Tout à l’heure au CCF : l’ambassadeur de France a essuyé des tirs en règle…
Qu’allait-il faire dans cette galère ? On revoit encore, de dos, son crâne garni à la Juppé, stoïque malgré l’ambiance électrique. Le pauvre, lui qui sort si rarement, est arrivé tout feu tout flamme dans son petit 4X4 avec deux gringalets comme gardes du corps, quand d’habitude, les ambassadeurs de France débarquent en voiture française… Sitôt arrivé, le voilà accueilli par le père Bourdais qui ne savait pas, non plus, ce qui les attendait à l’intérieur…

Sur place, Poivre d’Arvor, non pas fils ni père mais frère, prenait place avec l’assurance d’un patron de France culture persuadé d’être en terrain conquis ; certain qu’il était que tout le pays attendait l’illustre d’Arvor, homme de gauche… Hélas ! Il a vite découvert que Nouakchott n’est ni Paris ni Dakar et qu’ici, tout d’Arvor qu’il est, il n’en reste pas moins quasiment inconnu….
Le malheureux d’Arvor a tout fait pour jouer le rôle diplomatique d’usage dans un institut français surtout avec à ses pieds, son excellence de droite excellemment installée au pied de l’estrade avec vue imprenable sur les orteils de gauche du conférencier qui a dû regretter de n’être pas pieds nus…
Ainsi, après nous avoir bien fait comprendre qu’il connaissait la Mauritanie intimement… La Mauritanie du radeau de la méduse, la Mauritanie de Maalouma, la Mauritanie de Samba et de Jouha, la Mauritanie de tout et même de maître Fourcassié à savoir celle qui attend, comme chacun de nous, l’arrivage hebdomadaire de roquefort chez Tata, Poivre frère a fini par parler en homme de culture regrettant Mitterrand comme d’autres Jean-Paul II…
On a donc eu droit à quelque chose d’hallucinant à savoir l’éloge de la France des lumières quand chacun sait ce qu’il en reste ! Il nous a parlé en amoureux de la rencontre de l’autre, presque d’amour non pas du prochain mais du second, il a parlé comme s’il était en Chine ou au Japon pour vendre un parfum Delon. En somme, il a bien parlé de la France qu’il aime en oubliant que cette France-là n’est presque plus ou dans l’imaginaire de quelques francophones qui n’ont ni télé, ni radio, ni internet, certains que Senghor le grammairien rejoindra le Panthéon…

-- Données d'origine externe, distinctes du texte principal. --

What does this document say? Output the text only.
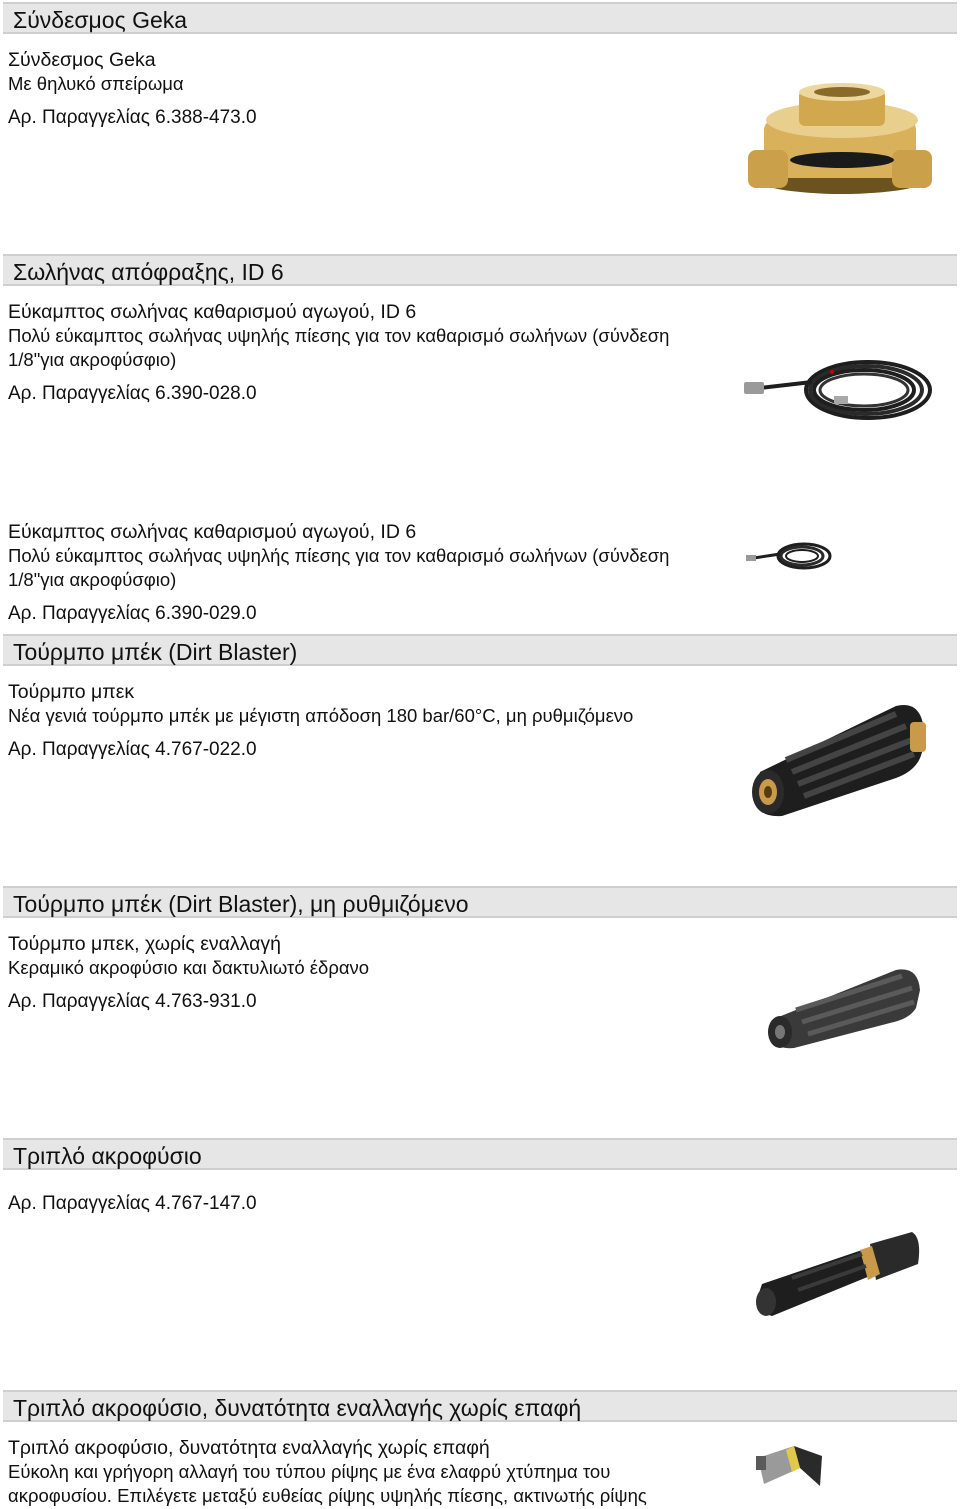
Σύνδεσμος Geka

Σύνδεσμος Geka

Με θηλυκό σπείρωμα

Αρ. Παραγγελίας 6.388-473.0

Σωλήνας απόφραξης, ID 6

Εύκαμπτος σωλήνας καθαρισμού αγωγού, ID 6

Πολύ εύκαμπτος σωλήνας υψηλής πίεσης για τον καθαρισμό σωλήνων (σύνδεση

1/8"για ακροφύσφιο)

Αρ. Παραγγελίας 6.390-028.0

Εύκαμπτος σωλήνας καθαρισμού αγωγού, ID 6

Πολύ εύκαμπτος σωλήνας υψηλής πίεσης για τον καθαρισμό σωλήνων (σύνδεση

1/8"για ακροφύσφιο)

Αρ. Παραγγελίας 6.390-029.0

Τούρμπο μπέκ (Dirt Blaster)

Τούρμπο μπεκ

Νέα γενιά τούρμπο μπέκ με μέγιστη απόδοση 180 bar/60°C, μη ρυθμιζόμενο

Αρ. Παραγγελίας 4.767-022.0

Τούρμπο μπέκ (Dirt Blaster), μη ρυθμιζόμενο

Τούρμπο μπεκ, χωρίς εναλλαγή

Κεραμικό ακροφύσιο και δακτυλιωτό έδρανο

Αρ. Παραγγελίας 4.763-931.0

Τριπλό ακροφύσιο

Αρ. Παραγγελίας 4.767-147.0

Τριπλό ακροφύσιο, δυνατότητα εναλλαγής χωρίς επαφή

Τριπλό ακροφύσιο, δυνατότητα εναλλαγής χωρίς επαφή

Εύκολη και γρήγορη αλλαγή του τύπου ρίψης με ένα ελαφρύ χτύπημα του

ακροφυσίου. Επιλέγετε μεταξύ ευθείας ρίψης υψηλής πίεσης, ακτινωτής ρίψης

Jusque-là ça allait à peu près, jusqu’à ce que des jeunes commencèrent à sortir les uns après les autres comme c’est d’usage dans les conférences offertes gratuitement au premier venu sans autre forme de protocole pour respecter l’esprit des lumières accessibles à tous.
Là le conférencier a quitté l’exercice diplomatique pour lâcher devant un parterre mauritanien de choix sans parler de son excellence « ah ! Ils se barrent ! ». Voir ces jeunes sortir piqua l’égo de l’homme de gauche habitué sans doute aux révérences des couloirs parisiens… A partir de là, poivre frère, commença à boire force eau plate, verre après verre, en regardant entrer et sortir tous ceux qui ne l’écoutaient pas.
Inutile de vous dire que le malheureux conférencier ne savait pas qu’il n’avait pas tout vu en terre du million de gonflés ! C’est alors qu’achevant ses propos en même temps que sa bouteille vint le temps des questions qui allaient faire passer à l’excellent ambassadeur un quart d’heure difficile…
D’abord, rendons au conférencier justice : ce garçon est vraiment quelqu’un d’authentique malgré les années passées au quai d’Orsay ; il a, comme son frère, ce panache qui leur vient sans doute de la particule ou de l’apostrophe ou des deux. A l’entendre, on sent l’aventurier, l’esprit marin… Il semble très fier de son large front marque de pensées profondes comme les poignets fins attesteraient la bonne naissance si on en croit les références de ces gens-là.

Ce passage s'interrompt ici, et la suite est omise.